On the foreign exchange front, the Indian rupee snapped higher on Friday, considerably boosted by hefty fund inflows arising out of India’s bonds being included in the latest JPMorgan emerging market debt index. The rupee, which serves as a national currency in India, closed at 83. 3825 against the US dollar, which was a nearly 0.1% improvement in the INR vs USD rate from the previous session’s close of 83.46 against the USD. Although there were strong intervention bids present from state-run banks and large foreign banks quoting dollars, the gains within the rupee remained limited, observed the traders.
This decision to include bonds will possibly allow billions of dollars to flow into the fifth largest economy in the world starting from Friday after the passionate inclusion of eligible Indian bonds into the much-tracked JPMorgan index wanted. This development comes in the INR vs USD rate, at a time when the Indian rupee has slightly declined, with a drop of 0.2 percent over the year 2024 till this time.
On the same note, most Asian currencies have depreciated between 2% and 7% as expectations for future Fed rate cuts continue to diminish.
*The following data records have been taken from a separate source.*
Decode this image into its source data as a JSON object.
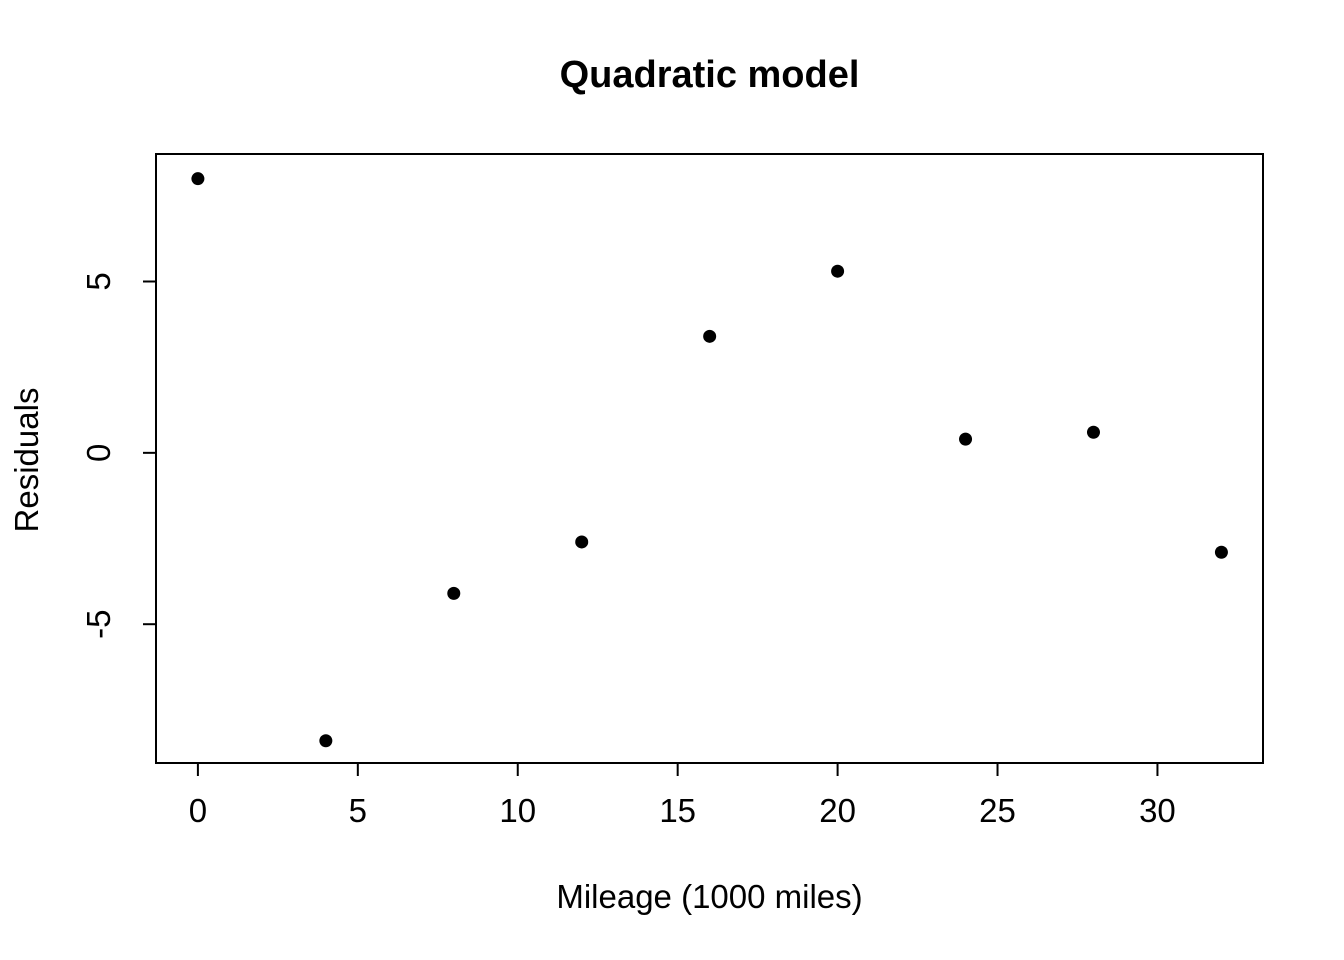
{
  "chart_data": {
    "type": "scatter",
    "title": "Quadratic model",
    "xlabel": "Mileage (1000 miles)",
    "ylabel": "Residuals",
    "points": [
      {
        "x": 0,
        "y": 8.0
      },
      {
        "x": 4,
        "y": -8.4
      },
      {
        "x": 8,
        "y": -4.1
      },
      {
        "x": 12,
        "y": -2.6
      },
      {
        "x": 16,
        "y": 3.4
      },
      {
        "x": 20,
        "y": 5.3
      },
      {
        "x": 24,
        "y": 0.4
      },
      {
        "x": 28,
        "y": 0.6
      },
      {
        "x": 32,
        "y": -2.9
      }
    ],
    "x_ticks": [
      0,
      5,
      10,
      15,
      20,
      25,
      30
    ],
    "y_ticks": [
      -5,
      0,
      5
    ],
    "xlim": [
      -1.31,
      33.3
    ],
    "ylim": [
      -9.05,
      8.72
    ],
    "marker": {
      "shape": "filled-circle",
      "color": "#000000",
      "radius_px": 6.5
    },
    "background_color": "#ffffff",
    "foreground_color": "#000000",
    "grid": false,
    "legend": false
  }
}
Earlier in the year, market participants expected the Fed to make up to six cuts of 25 basis each for the year, and now they estimate it to be around two cuts for 2024.
It was an extended volatile trading session on June 28, with benchmark indices ending in the red. The BSE’s Sensex index dropped by 21045 points or 0.27 percent at 79,032.73, and Nifty fell to the level of 33.90 points or 0.14 percent to leave a total of 24,010.60.
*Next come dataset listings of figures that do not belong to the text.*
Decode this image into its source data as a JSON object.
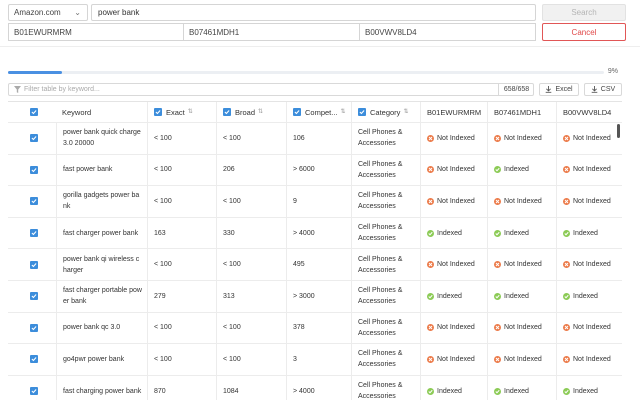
{
  "search": {
    "marketplace": "Amazon.com",
    "keyword": "power bank",
    "search_label": "Search",
    "cancel_label": "Cancel",
    "asins": [
      "B01EWURMRM",
      "B07461MDH1",
      "B00VWV8LD4"
    ]
  },
  "progress": {
    "percent_label": "9%",
    "fraction": 0.09
  },
  "toolbar": {
    "filter_placeholder": "Filter table by keyword...",
    "count": "658/658",
    "excel_label": "Excel",
    "csv_label": "CSV"
  },
  "table": {
    "columns": [
      "Keyword",
      "Exact",
      "Broad",
      "Compet...",
      "Category",
      "B01EWURMRM",
      "B07461MDH1",
      "B00VWV8LD4"
    ],
    "rows": [
      {
        "keyword": "power bank quick charge 3.0 20000",
        "exact": "< 100",
        "broad": "< 100",
        "comp": "106",
        "category": "Cell Phones & Accessories",
        "s1": "Not Indexed",
        "s2": "Not Indexed",
        "s3": "Not Indexed"
      },
      {
        "keyword": "fast power bank",
        "exact": "< 100",
        "broad": "206",
        "comp": "> 6000",
        "category": "Cell Phones & Accessories",
        "s1": "Not Indexed",
        "s2": "Indexed",
        "s3": "Not Indexed"
      },
      {
        "keyword": "gorilla gadgets power bank",
        "exact": "< 100",
        "broad": "< 100",
        "comp": "9",
        "category": "Cell Phones & Accessories",
        "s1": "Not Indexed",
        "s2": "Not Indexed",
        "s3": "Not Indexed"
      },
      {
        "keyword": "fast charger power bank",
        "exact": "163",
        "broad": "330",
        "comp": "> 4000",
        "category": "Cell Phones & Accessories",
        "s1": "Indexed",
        "s2": "Indexed",
        "s3": "Indexed"
      },
      {
        "keyword": "power bank qi wireless charger",
        "exact": "< 100",
        "broad": "< 100",
        "comp": "495",
        "category": "Cell Phones & Accessories",
        "s1": "Not Indexed",
        "s2": "Not Indexed",
        "s3": "Not Indexed"
      },
      {
        "keyword": "fast charger portable power bank",
        "exact": "279",
        "broad": "313",
        "comp": "> 3000",
        "category": "Cell Phones & Accessories",
        "s1": "Indexed",
        "s2": "Indexed",
        "s3": "Indexed"
      },
      {
        "keyword": "power bank qc 3.0",
        "exact": "< 100",
        "broad": "< 100",
        "comp": "378",
        "category": "Cell Phones & Accessories",
        "s1": "Not Indexed",
        "s2": "Not Indexed",
        "s3": "Not Indexed"
      },
      {
        "keyword": "go4pwr power bank",
        "exact": "< 100",
        "broad": "< 100",
        "comp": "3",
        "category": "Cell Phones & Accessories",
        "s1": "Not Indexed",
        "s2": "Not Indexed",
        "s3": "Not Indexed"
      },
      {
        "keyword": "fast charging power bank",
        "exact": "870",
        "broad": "1084",
        "comp": "> 4000",
        "category": "Cell Phones & Accessories",
        "s1": "Indexed",
        "s2": "Indexed",
        "s3": "Indexed"
      }
    ]
  },
  "colors": {
    "accent": "#3c8ddb",
    "not_indexed": "#ec7b4a",
    "indexed": "#8ccb56",
    "cancel": "#e04848"
  }
}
The overall depreciation of the Asian currencies and the appreciation of the rupee against the U. S. dollar can be perceived as the expressiveness of India’s growing economic might and a beneficial influence of the more recent addition of the bond market in the JPMorgan index. This proves that India’s financial market is opening and can be perceived as a positive step for attracting foreign investors.
Favourable forex rates will contribute a boost in the inflow of capital that should help the Indian rupee come under a shield when other markets dip.